The acquisition in one stroke makes Westinghouse, owner of CBS Inc., the world’s second-largest all-news Spanish network and also paves the way for a 24-hour Spanish news channel in the U.S. later this year.

“This purchase improves our Latin American coverage overnight,” said CBS News President Andrew Heyward. “And we believe we can improve Telenoticias.”

Advertisement

Westinghouse, which has gone on a buying spree of broadcast companies recently, is attracted to the potential of the huge Latin market. Television ownership is exploding in Latin America while Spanish is spoken at about 27 million U.S. households.

The purchase price wasn’t disclosed.

Telenoticias operates a 24-hour news channel that reaches 3 million homes in Latin America and Spain via cable and satellite service and another 11 million homes through regular broadcast TV.

Westinghouse won’t be alone in seeking to capture the Latin market. Other heavyweights including the NBC, Rupert Murdoch’s News Corp.; GM Hughes Electronics Corp.; and Turner Broadcasting System Inc.’s Cable News Network are starting regional news programming in Latin America.

In addition, Mexico’s Grupo Televisa, the world’s largest Spanish-language broadcasting and publishing company, has been seeking to expand to the Spanish-speaking population in the rest of the world, analysts said.

Bloomberg, parent of Bloomberg Business News, competes in the production of TV and radio news and information in Latin America and other markets.

Broadcasters, along with other multinational companies, have been attracted to the Latin American market in recent years by economic policies that have reduced inflation and put more money in the pockets of consumers. The number of households with cable TV in Spanish-speaking Latin America has increased to 9 million today from 5 million in 1993.

Advertisement

“Latin America is a rapidly growing, 400-million-person market,” said Francisco de la Torre, president of Telenoticias. “Everyone is trying to enter the market.”

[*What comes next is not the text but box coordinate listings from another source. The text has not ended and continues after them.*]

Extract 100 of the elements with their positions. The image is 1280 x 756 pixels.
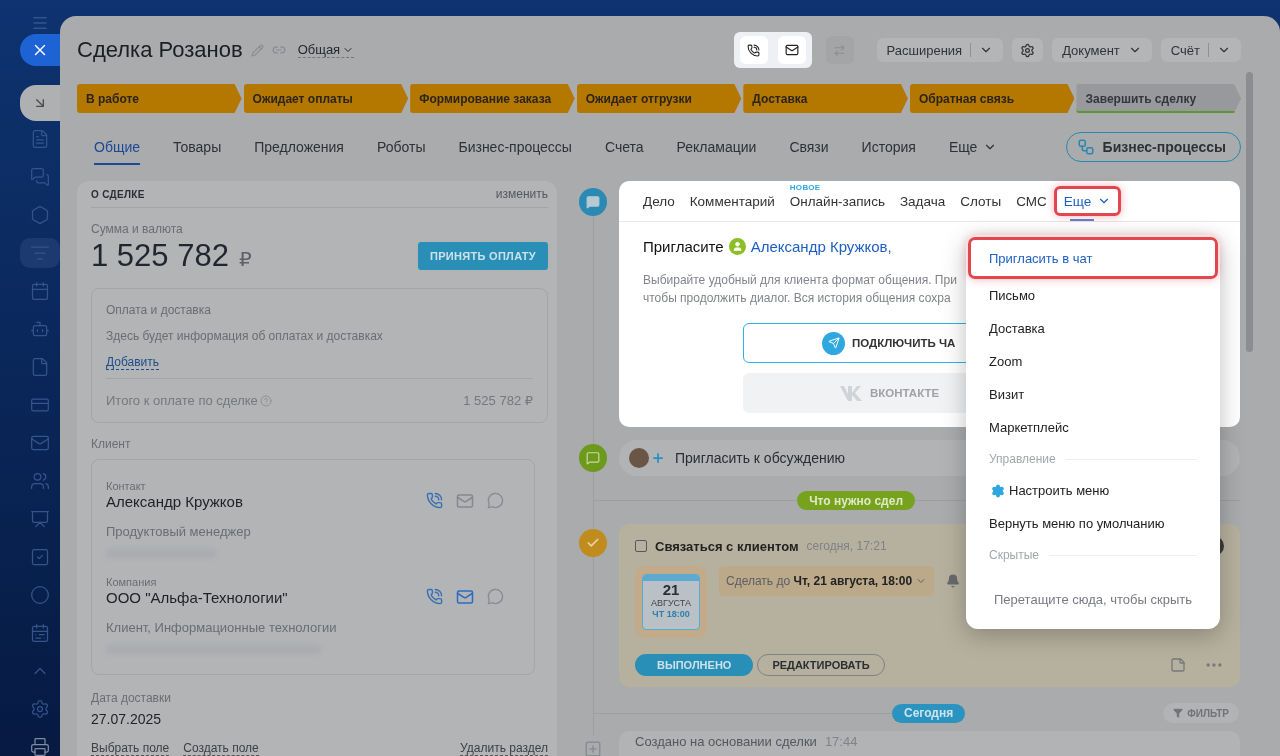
stage-step[interactable]: Формирование заказа <box>410 84 575 113</box>
tab[interactable]: Рекламации <box>676 129 757 165</box>
stage-step[interactable]: В работе <box>77 84 242 113</box>
composer-tab[interactable]: НОВОЕ Онлайн-запись <box>789 181 885 221</box>
task-title: Связаться с клиентом <box>655 538 799 554</box>
new-label: НОВОЕ <box>789 183 821 192</box>
checkbox[interactable] <box>635 540 647 552</box>
contact-link[interactable]: Александр Кружков, <box>750 238 892 255</box>
split-dropdown-button[interactable]: Счёт <box>1160 38 1241 62</box>
scrollbar[interactable] <box>1246 72 1253 352</box>
settings-icon <box>30 699 50 719</box>
email-button[interactable] <box>777 36 806 64</box>
stage-step[interactable]: Ожидает оплаты <box>243 84 409 113</box>
tab[interactable]: Роботы <box>376 129 426 165</box>
tab[interactable]: Бизнес-процессы <box>458 129 572 165</box>
bell-icon[interactable] <box>946 574 961 588</box>
field-label: Компания <box>106 576 158 588</box>
total-value: 1 525 782 ₽ <box>463 393 533 408</box>
menu-item[interactable]: Настроить меню <box>968 474 1218 507</box>
check-icon <box>579 529 607 557</box>
calendar-icon: 21 АВГУСТА ЧТ 18:00 <box>642 574 700 630</box>
call-button[interactable] <box>739 36 768 64</box>
filter-icon <box>1173 708 1184 718</box>
note-icon[interactable] <box>1170 657 1186 673</box>
settings-button[interactable] <box>1012 38 1044 62</box>
hint-text: Перетащите сюда, чтобы скрыть <box>993 592 1193 607</box>
entry-title: Создано на основании сделки <box>635 734 817 751</box>
avatar <box>629 448 649 468</box>
menu-icon[interactable] <box>31 14 49 32</box>
stage-step[interactable]: Обратная связь <box>909 84 1075 113</box>
info-text: Здесь будет информация об оплатах и доставках <box>106 329 384 343</box>
checkbox-icon <box>30 547 50 567</box>
menu-item[interactable]: Визит <box>968 378 1218 411</box>
stage-step[interactable]: Ожидает отгрузки <box>576 84 742 113</box>
pencil-icon[interactable] <box>250 43 264 57</box>
composer-tab[interactable]: Комментарий <box>689 181 775 221</box>
file-icon <box>30 357 50 377</box>
composer-tab[interactable]: СМС <box>1016 181 1047 221</box>
composer-tab[interactable]: Слоты <box>960 181 1002 221</box>
section-pill: Что нужно сдел <box>797 491 915 510</box>
client-detail: Продуктовый менеджер <box>106 524 252 539</box>
dropdown-button[interactable]: Документ <box>1052 38 1152 62</box>
edit-link[interactable]: изменить <box>495 187 548 201</box>
composer-tab[interactable]: Еще <box>1053 186 1122 217</box>
field-label: Клиент <box>91 437 132 451</box>
field-value: 27.07.2025 <box>91 711 163 727</box>
tab[interactable]: Связи <box>789 129 829 165</box>
mail-icon <box>30 433 50 453</box>
mail-icon[interactable] <box>456 492 474 510</box>
menu-item[interactable]: Письмо <box>968 279 1218 312</box>
category-dropdown[interactable]: Общая <box>297 42 355 58</box>
section-label: Управление <box>989 452 1056 466</box>
link-icon[interactable] <box>271 43 286 57</box>
field-label: Контакт <box>106 480 147 492</box>
client-detail: Клиент, Информационные технологии <box>106 620 338 635</box>
tab[interactable]: Общие <box>94 129 141 165</box>
users-icon <box>30 471 50 491</box>
close-button[interactable] <box>20 34 60 66</box>
tab[interactable]: Товары <box>173 129 222 165</box>
stage-step[interactable]: Доставка <box>743 84 908 113</box>
user-icon <box>728 238 746 255</box>
mail-icon <box>784 43 799 57</box>
description-text: чтобы продолжить диалог. Вся история общения сохра <box>643 290 951 307</box>
composer-tab[interactable]: Задача <box>899 181 946 221</box>
robot-icon <box>30 319 50 339</box>
menu-item[interactable]: Zoom <box>968 345 1218 378</box>
minimize-button[interactable] <box>20 85 60 121</box>
panel-title: Оплата и доставка <box>106 303 212 317</box>
tab[interactable]: Предложения <box>254 129 344 165</box>
client-name[interactable]: ООО "Альфа-Технологии" <box>106 588 288 606</box>
help-icon[interactable] <box>259 394 272 407</box>
paper-plane-icon <box>822 331 845 355</box>
section-label: Скрытые <box>989 548 1039 562</box>
menu-item[interactable]: Пригласить в чат <box>968 237 1218 279</box>
printer-icon <box>30 737 50 756</box>
tab[interactable]: Счета <box>604 129 644 165</box>
tab[interactable]: Еще <box>948 129 998 165</box>
settings-icon <box>991 483 1005 498</box>
field-link[interactable]: Создать поле <box>183 741 259 756</box>
phone-icon <box>747 43 760 57</box>
split-dropdown-button[interactable]: Расширения <box>876 38 1004 62</box>
description-text: Выбирайте удобный для клиента формат общения. При <box>643 272 957 289</box>
delete-section-link[interactable]: Удалить раздел <box>460 741 548 756</box>
client-name[interactable]: Александр Кружков <box>106 492 243 510</box>
field-link[interactable]: Выбрать поле <box>91 741 170 756</box>
menu-item[interactable]: Вернуть меню по умолчанию <box>968 507 1218 540</box>
add-link[interactable]: Добавить <box>106 355 160 370</box>
mail-icon[interactable] <box>456 588 474 606</box>
tab[interactable]: История <box>861 129 916 165</box>
menu-item[interactable]: Доставка <box>968 312 1218 345</box>
composer-tab[interactable]: Дело <box>643 181 675 221</box>
calendar-icon <box>30 281 50 301</box>
stage-step[interactable]: Завершить сделку <box>1076 84 1242 113</box>
vk-logo-icon <box>839 385 863 401</box>
calendar-icon <box>30 623 50 643</box>
deadline-dropdown[interactable]: Сделать до Чт, 21 августа, 18:00 <box>719 566 935 596</box>
phone-icon[interactable] <box>426 492 443 510</box>
phone-icon[interactable] <box>426 588 443 606</box>
circle-icon <box>30 585 50 605</box>
field-label: Дата доставки <box>91 691 172 705</box>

Telenoticias also reaches 6 million Spanish-speaking homes in the U.S. with its two prime-time news programs. The programs are broadcast by Hialeah, Fla.-based Telemundo, the second-largest Spanish-language network in the U.S. behind Televisa’s Univision subsidiary.

To complete the transaction, Telemundo first bought out its three partners in the venture--Reuters Holdings, Spain’s Antena 3 de Radio and Argentina’s Artear.

Telemundo sold the money-losing Telenoticias after disputes with its partners over programming and over who should run the company, de la Torre said. Reuters and Telemundo each had a 42% stake in the company, whereas Antena 3 and Artear each had 8%. Annual revenue for Telenoticias was not disclosed.